A svegliarmi è il silenzio. Assoluto, perfetto. Troppo perfetto. Niente sferragliare di tram, niente urla di ubriachi o stridere di freni. Un silenzio assordante, che non so perché, ma mi angoscia. Aguzzo le orecchie, ma dalla strada nessun suono, neanche il frusciare del monopattino di qualche nottambulo o il rombo di una moto. Solo un pazzesco mal di testa da dopo-sbronza che mi scava e mi rimbomba dentro. La vodka. Cazzo, che botta. Sono ancora rintronato. Però bella, la festa in maschera, niente da dire. Spalanco gli occhi e mi guardo intorno a scatti nervosi, peggiorando il dolore. Il vago chiarore del lampione dalla finestra mi permette di distinguere l’armadio, il costume appallottolato ai piedi del letto, la macchia bianca delle mutande sulla sedia, il rettangolo buio della porta aperta sul corridoio.
Resto immobile, le braccia lungo i fianchi ad ascoltare il nulla, mentre il silenzio si allarga, mi cresce dentro, mi soffoca. Ignoro le fitte alla testa e cerco di reagire, scatto, allungo un braccio e mi alzo in ginocchio, la faccia contro la testiera, l’orecchio alla parete. Mi sento un po’ ridicolo, ma lo faccio lo stesso. Cerco il solito russare del vicino di là dal muro. Niente.
Quando allungo il braccio e faccio cadere la bottiglietta dell’acqua dal comodino, il cuore sembra che mi si fermi. È mezza piena, deve aver fatto un bel tonfo, ma non ho sentito nulla.
Mi lascio ricadere sul letto, angosciato. Neanche lo sguisc delle braccia contro il lenzuolo. Batto un pugno sulla parete, come faccio quando il russare del vicino è troppo forte. Sento il colpo sulla mano, ma nessun suono. Il sudore ghiacciato mi scorre sulla fronte, un brivido mi sale per la schiena e mi spavento davvero. Sono diventato sordo. Improvvisamente, completamente.
Non riesco a crederci. Apro e chiudo con violenza il cassetto del comodino, prendo il libro abbandonato sul letto, lo lancio contro il muro e colpisco l’abat-jour, che crolla e sparge frammenti di lampadina.
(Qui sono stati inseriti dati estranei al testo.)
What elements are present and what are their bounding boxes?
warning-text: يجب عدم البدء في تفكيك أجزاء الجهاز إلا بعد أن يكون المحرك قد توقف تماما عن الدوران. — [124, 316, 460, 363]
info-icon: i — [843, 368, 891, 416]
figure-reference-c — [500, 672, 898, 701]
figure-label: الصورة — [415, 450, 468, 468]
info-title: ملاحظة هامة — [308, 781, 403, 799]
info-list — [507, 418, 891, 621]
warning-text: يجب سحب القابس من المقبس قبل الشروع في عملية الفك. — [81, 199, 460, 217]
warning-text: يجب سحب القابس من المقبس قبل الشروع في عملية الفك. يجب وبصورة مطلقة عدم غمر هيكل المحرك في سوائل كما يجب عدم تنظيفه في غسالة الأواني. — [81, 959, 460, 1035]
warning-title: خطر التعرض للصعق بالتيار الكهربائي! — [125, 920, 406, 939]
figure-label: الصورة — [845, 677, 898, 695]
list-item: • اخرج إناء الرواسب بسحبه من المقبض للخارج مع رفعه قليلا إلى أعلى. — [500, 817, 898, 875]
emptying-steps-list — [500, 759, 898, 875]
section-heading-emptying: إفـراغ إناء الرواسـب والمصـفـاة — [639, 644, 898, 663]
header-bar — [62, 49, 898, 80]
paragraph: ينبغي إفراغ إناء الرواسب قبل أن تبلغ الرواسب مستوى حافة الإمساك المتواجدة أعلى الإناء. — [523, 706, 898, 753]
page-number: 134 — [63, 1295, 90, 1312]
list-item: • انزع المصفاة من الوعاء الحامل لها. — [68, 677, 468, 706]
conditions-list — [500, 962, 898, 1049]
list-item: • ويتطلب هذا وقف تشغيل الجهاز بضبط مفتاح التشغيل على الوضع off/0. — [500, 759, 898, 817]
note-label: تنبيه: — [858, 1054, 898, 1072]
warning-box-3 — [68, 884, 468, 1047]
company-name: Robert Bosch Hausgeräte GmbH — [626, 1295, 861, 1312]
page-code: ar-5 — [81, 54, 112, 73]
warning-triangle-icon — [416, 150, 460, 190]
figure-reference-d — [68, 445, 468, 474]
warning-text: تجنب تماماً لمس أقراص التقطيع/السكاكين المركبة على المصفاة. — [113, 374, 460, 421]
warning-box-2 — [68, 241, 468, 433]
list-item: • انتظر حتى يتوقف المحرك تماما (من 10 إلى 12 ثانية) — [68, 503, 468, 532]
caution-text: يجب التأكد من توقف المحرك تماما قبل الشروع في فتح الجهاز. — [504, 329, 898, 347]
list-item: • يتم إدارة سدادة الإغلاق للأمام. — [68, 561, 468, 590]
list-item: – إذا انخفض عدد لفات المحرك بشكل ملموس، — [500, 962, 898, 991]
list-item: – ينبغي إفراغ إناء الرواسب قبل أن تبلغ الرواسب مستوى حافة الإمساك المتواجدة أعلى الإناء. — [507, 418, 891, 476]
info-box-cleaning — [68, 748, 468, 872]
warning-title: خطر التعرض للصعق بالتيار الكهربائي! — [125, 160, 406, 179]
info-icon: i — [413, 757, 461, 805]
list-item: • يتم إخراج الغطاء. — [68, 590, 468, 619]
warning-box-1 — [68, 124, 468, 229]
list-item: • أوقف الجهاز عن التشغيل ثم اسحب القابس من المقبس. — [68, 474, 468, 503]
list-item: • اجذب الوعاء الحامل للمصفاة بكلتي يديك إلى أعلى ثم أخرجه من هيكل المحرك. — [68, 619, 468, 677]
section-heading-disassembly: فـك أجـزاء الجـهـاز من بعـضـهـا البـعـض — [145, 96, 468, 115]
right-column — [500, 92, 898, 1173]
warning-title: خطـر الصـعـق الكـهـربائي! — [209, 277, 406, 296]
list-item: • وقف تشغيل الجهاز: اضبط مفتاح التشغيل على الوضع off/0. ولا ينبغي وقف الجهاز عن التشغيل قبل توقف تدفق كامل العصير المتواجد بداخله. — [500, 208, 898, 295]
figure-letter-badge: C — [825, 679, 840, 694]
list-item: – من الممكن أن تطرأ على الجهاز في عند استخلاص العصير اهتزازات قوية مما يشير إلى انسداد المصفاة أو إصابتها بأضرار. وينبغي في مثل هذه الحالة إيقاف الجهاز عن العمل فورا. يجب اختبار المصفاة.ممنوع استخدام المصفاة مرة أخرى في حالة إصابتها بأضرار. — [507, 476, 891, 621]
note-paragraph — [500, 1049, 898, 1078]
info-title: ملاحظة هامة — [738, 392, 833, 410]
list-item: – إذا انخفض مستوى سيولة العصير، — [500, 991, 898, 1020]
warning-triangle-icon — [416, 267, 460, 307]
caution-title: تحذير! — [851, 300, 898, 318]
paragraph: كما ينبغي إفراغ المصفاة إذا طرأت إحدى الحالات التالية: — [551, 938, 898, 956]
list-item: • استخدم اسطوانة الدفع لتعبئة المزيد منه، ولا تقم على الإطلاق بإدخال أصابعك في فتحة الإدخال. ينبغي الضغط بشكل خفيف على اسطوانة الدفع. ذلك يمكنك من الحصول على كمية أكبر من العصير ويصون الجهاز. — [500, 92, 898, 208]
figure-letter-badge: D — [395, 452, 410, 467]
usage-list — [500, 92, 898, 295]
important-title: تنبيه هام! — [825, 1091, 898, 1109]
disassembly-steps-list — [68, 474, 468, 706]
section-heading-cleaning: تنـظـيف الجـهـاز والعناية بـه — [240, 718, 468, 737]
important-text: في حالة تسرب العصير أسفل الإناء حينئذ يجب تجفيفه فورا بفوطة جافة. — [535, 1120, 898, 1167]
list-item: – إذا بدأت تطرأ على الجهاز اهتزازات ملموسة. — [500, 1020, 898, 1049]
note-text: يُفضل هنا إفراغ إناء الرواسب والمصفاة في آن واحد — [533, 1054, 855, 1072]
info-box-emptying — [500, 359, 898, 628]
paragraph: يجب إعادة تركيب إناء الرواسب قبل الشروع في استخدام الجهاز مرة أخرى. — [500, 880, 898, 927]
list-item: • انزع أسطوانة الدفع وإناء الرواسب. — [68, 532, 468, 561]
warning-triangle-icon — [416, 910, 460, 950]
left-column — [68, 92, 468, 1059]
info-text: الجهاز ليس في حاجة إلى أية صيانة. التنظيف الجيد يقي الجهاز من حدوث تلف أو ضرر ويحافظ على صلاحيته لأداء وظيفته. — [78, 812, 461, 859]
Tutto senza il minimo rumore.
Ormai l’angoscia mi sta mangiando vivo. Gemo, percepisco le vibrazioni in gola, ma il gemito non lo sento. Ansimo e non mi sento il respiro. È pazzesco. Ho il cuore a mille e voglia di urlare, poi mi ricordo del cellulare. Lo arraffo dal comodino, con le dita tremanti imposto il timer a tre secondi. Il quadrante si illumina beffardo, sento la vibrazione, ma non la suoneria. Lo lascio andare come se scottasse, chiudo gli occhi, cerco di riprendere il controllo, mi dico che è assurdo, che sarà un fatto momentaneo, ma tremo sempre più forte. Il pigiama si alza e si abbassa al ritmo del respiro, ma non sento nessun fruscio. Posso chiamare il 118, ma come li sento? Posso urlare nel microfono, ma non sentirei nulla di quello che dicono.
La testa continua a pulsare, il cuore stantuffa sempre di più, mi viene da piangere. Com’è possibile. Adesso come faccio, cosa faccio. Stringo i pugni e gli occhi, cerco di pensare.
Ieri sera ero troppo sbronzo, non ho avuto voglia di togliermi quel cazzo di trucco da zombie, ho rivoli neri che mi scorrono sulle guance. Mi ripulisco alla bell’e meglio con le mani e la manica del pigiama. E mentre mi stringo con rabbia i capelli a formare una coda alla come viene, tocco l’orecchio destro.
C’è qualcosa, dentro.
Mentre l’indice scava, in una vampa di calore mi ricordo tutto. Le mie lamentazioni sul vicino che russa e non mi fa dormire, quell’idiota di Stan e le sue scoperte alla fiera dell’elettronica di non so dove. ‘Non sono i soliti tappi di cera, ma un prodotto elettronico che genera una sorta di contro-rumore’. In pratica, il silenzio.
Come ho fatto a dimenticarmene. Idiota. È stata la vodka, certo. Ma è l’ultima volta, giuro, mai più. Le fitte alla testa continuano, ma le ignoro: annaspo, tiro, scavo con le unghie. I maledetti sono piccoli e ficcati bene in fondo, ma alla fine me li strappo dalle orecchie. E sento distintamente il toc quando toccano il parquet.
Mi scappa un singulto che sembra il gracidio di una ranocchia. Scivolo a sedere sul pavimento freddo, appoggio la schiena al letto e comincio a ridere.